On a Linux server, a website is typically served from the /var/www/html directory. To access the server’s root directory from the website’s root directory, you would need to traverse back three directories. For example: example.com?page=home is the websites root directory. If the URL were example.com/site?page=home, you would need to traverse back an extra directory, making it four directories in total.
Now let’s view the password file using directory traversal. The passwd file is stored in the /etc directory, which is accessed from the root directory on Linux. So, we would have to navigate back three directories to the root directory, and then to the /etc directory to access the passwd file. The ../ works just like cd ../ on Linux taking you back a directory from the one your currently in.
http://example.com?page=../../../etc/passwd
If the website wasn’t filtering out all directory traversal attempts, you should be able to see the web server’s passwd file. Note that the web server may not always be served from the same directory if configured differently, so we may have to traverse back more or fewer than three times.
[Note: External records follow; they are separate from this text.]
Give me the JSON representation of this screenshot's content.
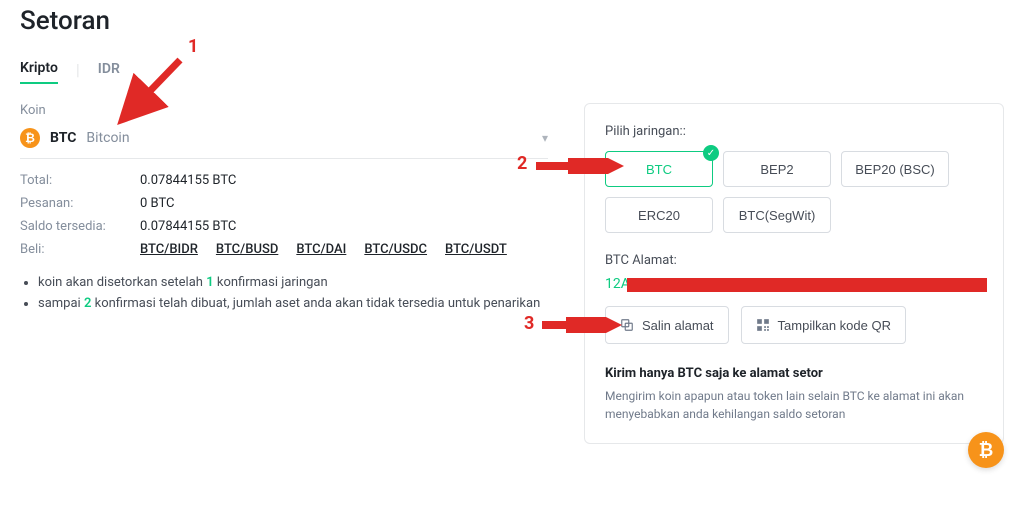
{
  "page_title": "Setoran",
  "tabs": [
    {
      "id": "crypto",
      "label": "Kripto",
      "active": true
    },
    {
      "id": "idr",
      "label": "IDR",
      "active": false
    }
  ],
  "coin": {
    "label": "Koin",
    "symbol": "BTC",
    "name": "Bitcoin",
    "icon": "btc-icon"
  },
  "balances": {
    "total": {
      "label": "Total:",
      "value": "0.07844155 BTC"
    },
    "pesanan": {
      "label": "Pesanan:",
      "value": "0 BTC"
    },
    "saldo": {
      "label": "Saldo tersedia:",
      "value": "0.07844155 BTC"
    }
  },
  "buy": {
    "label": "Beli:",
    "pairs": [
      "BTC/BIDR",
      "BTC/BUSD",
      "BTC/DAI",
      "BTC/USDC",
      "BTC/USDT"
    ]
  },
  "notes": [
    {
      "pre": "koin akan disetorkan setelah ",
      "hl": "1",
      "post": " konfirmasi jaringan"
    },
    {
      "pre": "sampai ",
      "hl": "2",
      "post": " konfirmasi telah dibuat, jumlah aset anda akan tidak tersedia untuk penarikan"
    }
  ],
  "network": {
    "label": "Pilih jaringan::",
    "options": [
      {
        "id": "btc",
        "label": "BTC",
        "selected": true
      },
      {
        "id": "bep2",
        "label": "BEP2",
        "selected": false
      },
      {
        "id": "bep20",
        "label": "BEP20 (BSC)",
        "selected": false
      },
      {
        "id": "erc20",
        "label": "ERC20",
        "selected": false
      },
      {
        "id": "segwit",
        "label": "BTC(SegWit)",
        "selected": false
      }
    ]
  },
  "address": {
    "label": "BTC Alamat:",
    "value_visible": "12A",
    "actions": {
      "copy": "Salin alamat",
      "qr": "Tampilkan kode QR"
    }
  },
  "warning": {
    "title": "Kirim hanya BTC saja ke alamat setor",
    "text": "Mengirim koin apapun atau token lain selain BTC ke alamat ini akan menyebabkan anda kehilangan saldo setoran"
  },
  "annotations": {
    "n1": "1",
    "n2": "2",
    "n3": "3"
  },
  "colors": {
    "accent_green": "#0ecb81",
    "btc_orange": "#f7931a",
    "anno_red": "#e02926"
  }
}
Note it’s always good to try traverse back several times instead of just three because the website may not always be served from the same directory.
Clear Up Confusion
Before we move any further, I want to go more into depth on identifying file inclusion on a website. When I first learned this, I was confused on the difference of what it looks like when a parameter is accessing an item from a database or a file from a server. So, let’s give some examples.
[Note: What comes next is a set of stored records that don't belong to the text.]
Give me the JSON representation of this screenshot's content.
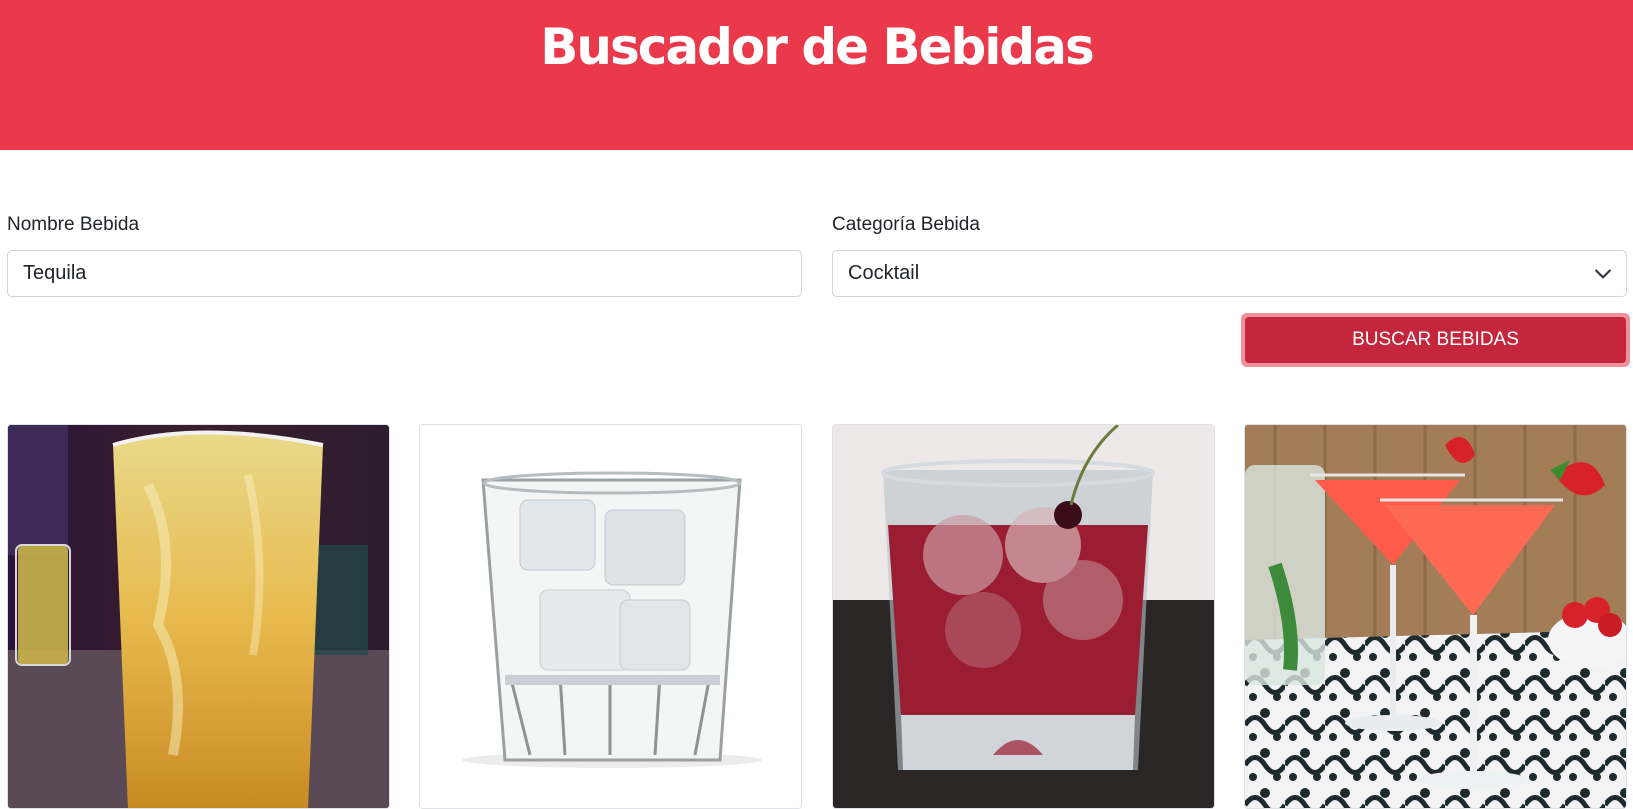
{
  "header": {
    "title": "Buscador de Bebidas"
  },
  "form": {
    "name_label": "Nombre Bebida",
    "name_value": "Tequila",
    "category_label": "Categoría Bebida",
    "category_value": "Cocktail",
    "search_button": "BUSCAR BEBIDAS"
  },
  "results": [
    {
      "image": "orange-cocktail-photo"
    },
    {
      "image": "clear-drink-ice-photo"
    },
    {
      "image": "red-drink-cherry-photo"
    },
    {
      "image": "strawberry-martini-photo"
    }
  ],
  "colors": {
    "brand": "#e9394b",
    "button": "#c4263b"
  }
}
Accessing files from a parameter.
- http://example.com/view.php?file=example.txt
- http://example.com/index.php?page=home
- http://example.com/load.php?config=default
- http://example.com/index.php?language=en
Accessing database items from a parameter.
- http://example.com/user.php?id=123
- http://example.com/product.php?product_id=456
- http://example.com/search.php?query=books
Justifying The Means
This isn’t bulletproof but notice in the second list of examples that id is stated in the parameters; this is a good giveaway that the parameter is possibly accessing data from a database. Now notice in the first list how the parameters seem file related, it’s possible that these parameters are severing files from the servers local file system. Knowing this we could test for file inclusion on the parameters from the first list.